If you are hoping to affect change in your church’s culture, you will need to build trust and relationships with leaders that are already in place. Leaders will not be effective in leading culture change within the church if they have not yet gained the trust of those they work with or for. So, since you are taking your time, use it to build loving relationship with the people in your church. If you are not able to build these kinds of relationships, you won’t want to be together where you are going anyway. Decide that the people you are traveling with are more important than the destination where you are heading.

Step 4 – Ask.

Most of the time, church cultures exist because of the ways leaders in the church have led. As a result, it is helpful to ask those leaders what they had in mind in certain decisions regarding the church culture.

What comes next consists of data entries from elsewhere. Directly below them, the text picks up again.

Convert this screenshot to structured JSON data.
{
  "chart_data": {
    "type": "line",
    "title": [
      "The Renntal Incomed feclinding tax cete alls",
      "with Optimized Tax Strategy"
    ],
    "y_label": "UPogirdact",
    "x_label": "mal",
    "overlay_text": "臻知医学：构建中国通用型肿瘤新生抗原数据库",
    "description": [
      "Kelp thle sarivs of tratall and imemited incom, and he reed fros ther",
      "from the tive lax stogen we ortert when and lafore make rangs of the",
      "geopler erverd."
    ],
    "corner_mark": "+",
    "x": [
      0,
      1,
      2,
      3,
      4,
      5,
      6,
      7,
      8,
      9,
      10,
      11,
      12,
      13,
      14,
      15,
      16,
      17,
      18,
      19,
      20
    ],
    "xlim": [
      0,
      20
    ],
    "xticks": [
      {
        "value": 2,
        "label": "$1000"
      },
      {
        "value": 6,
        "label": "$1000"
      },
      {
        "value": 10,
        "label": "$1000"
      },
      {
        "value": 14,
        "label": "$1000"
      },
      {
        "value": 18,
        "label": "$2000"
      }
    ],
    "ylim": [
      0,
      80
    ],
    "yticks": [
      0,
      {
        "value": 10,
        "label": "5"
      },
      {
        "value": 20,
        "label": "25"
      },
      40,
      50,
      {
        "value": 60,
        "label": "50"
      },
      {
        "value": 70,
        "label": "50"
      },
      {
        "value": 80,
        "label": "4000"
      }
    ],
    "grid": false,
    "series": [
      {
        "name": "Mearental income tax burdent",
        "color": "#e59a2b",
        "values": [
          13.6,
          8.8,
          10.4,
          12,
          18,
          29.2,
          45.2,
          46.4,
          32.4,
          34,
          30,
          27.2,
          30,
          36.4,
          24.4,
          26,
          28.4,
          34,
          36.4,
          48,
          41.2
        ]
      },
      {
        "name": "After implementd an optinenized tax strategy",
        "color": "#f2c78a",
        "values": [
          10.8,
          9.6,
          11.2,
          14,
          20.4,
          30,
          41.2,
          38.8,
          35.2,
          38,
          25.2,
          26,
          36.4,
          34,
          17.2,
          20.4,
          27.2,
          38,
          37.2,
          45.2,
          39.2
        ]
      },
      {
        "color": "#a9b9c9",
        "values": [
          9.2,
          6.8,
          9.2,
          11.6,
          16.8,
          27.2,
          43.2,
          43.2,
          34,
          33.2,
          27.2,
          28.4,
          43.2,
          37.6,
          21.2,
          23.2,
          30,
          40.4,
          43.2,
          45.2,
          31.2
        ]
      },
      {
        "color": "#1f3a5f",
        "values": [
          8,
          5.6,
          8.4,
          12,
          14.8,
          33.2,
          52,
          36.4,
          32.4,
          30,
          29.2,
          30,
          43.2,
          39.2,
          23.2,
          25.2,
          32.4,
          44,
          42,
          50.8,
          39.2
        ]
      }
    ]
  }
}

You might be surprised to learn that you have many of the same goals in mind, but have different ideas about how to reach those goals. At that point, you are all on the same team. You just have different ideas about the right game plays. If nothing else, this process can help all parties to understand that you are part of the same body of Christ, looking to fulfill the same Great Commission, and partnering together in how to do that best. And, if you differ on ways to do this, asking gives you the opportunity to work that through in meaningful conversation.

Step 5 – Share.

After you have shown the respect and courage to ask leaders about their thought process, you will likely find that these leaders will return the favor. You should be prepared at this time to be asked about how you would handle given situations and decisions were it placed in your hands. This is the right time and context for you to share your solicited thoughts on how you would choose similarly or differently than leadership has chosen. More often that not, if leadership is going to receive your thoughts will, it will be in a setting such as this. They’ve asked for it! Be respectful and clear, giving a well-prepared plan of action with appropriate reasoning. You may find that the leadership of the church is ready to move and was simply looking for the right plan of action that you have presented. When asked, don’t be afraid to share what you have in mind.

Step 6 – Understand.

Even after being asked for your thoughts on the direction of the church, understand that the answer may still be “no.” This is possible for any position in the church, as we mutually submit to one another out of love and respect for Christ. From the first time Worship Leader to the veteran Senior Pastor, there will be times that the answer is simply “no.” This may be a result of theology, philosophy, vision, finances, stewardship, relationships, limitations on time, or any number of other elements that cause leadership in churches to say no. But, even if this is the case, the process has been helpful. You have learned to align your heart with the Lord, listen to those who know the church better than you, build trust with leadership, ask for leadership’s vision and process, share your thoughts in an appropriate context, and understand if the answer is no. These things are progress in themselves and often, in themselves, have the effect of changing church culture. The answer might be yes next time, and you have moved the starting line.

Step 7 – Repeat.

The last step when you hope to affect change in your church culture is to repeat the process. Leaders in the church must understand that growing the church is an ongoing process. There are no quick fixes and this kind of journey is inherent in the shepherding process. A good shepherd does not just point the sheep in a direction and yell, “Go!” Similarly one cannot drive a truck through the flock and expect for the sheep to respond well. Instead, a good shepherd (like our Good Shepherd) walks in the Spirit, walks with the flock, seeks to understand, engenders trust, develops good communication, is humble to serve, and hangs in there even when things get tough. May our Good Shepherd do this for you especially as you head down the long path to affect change in your church culture!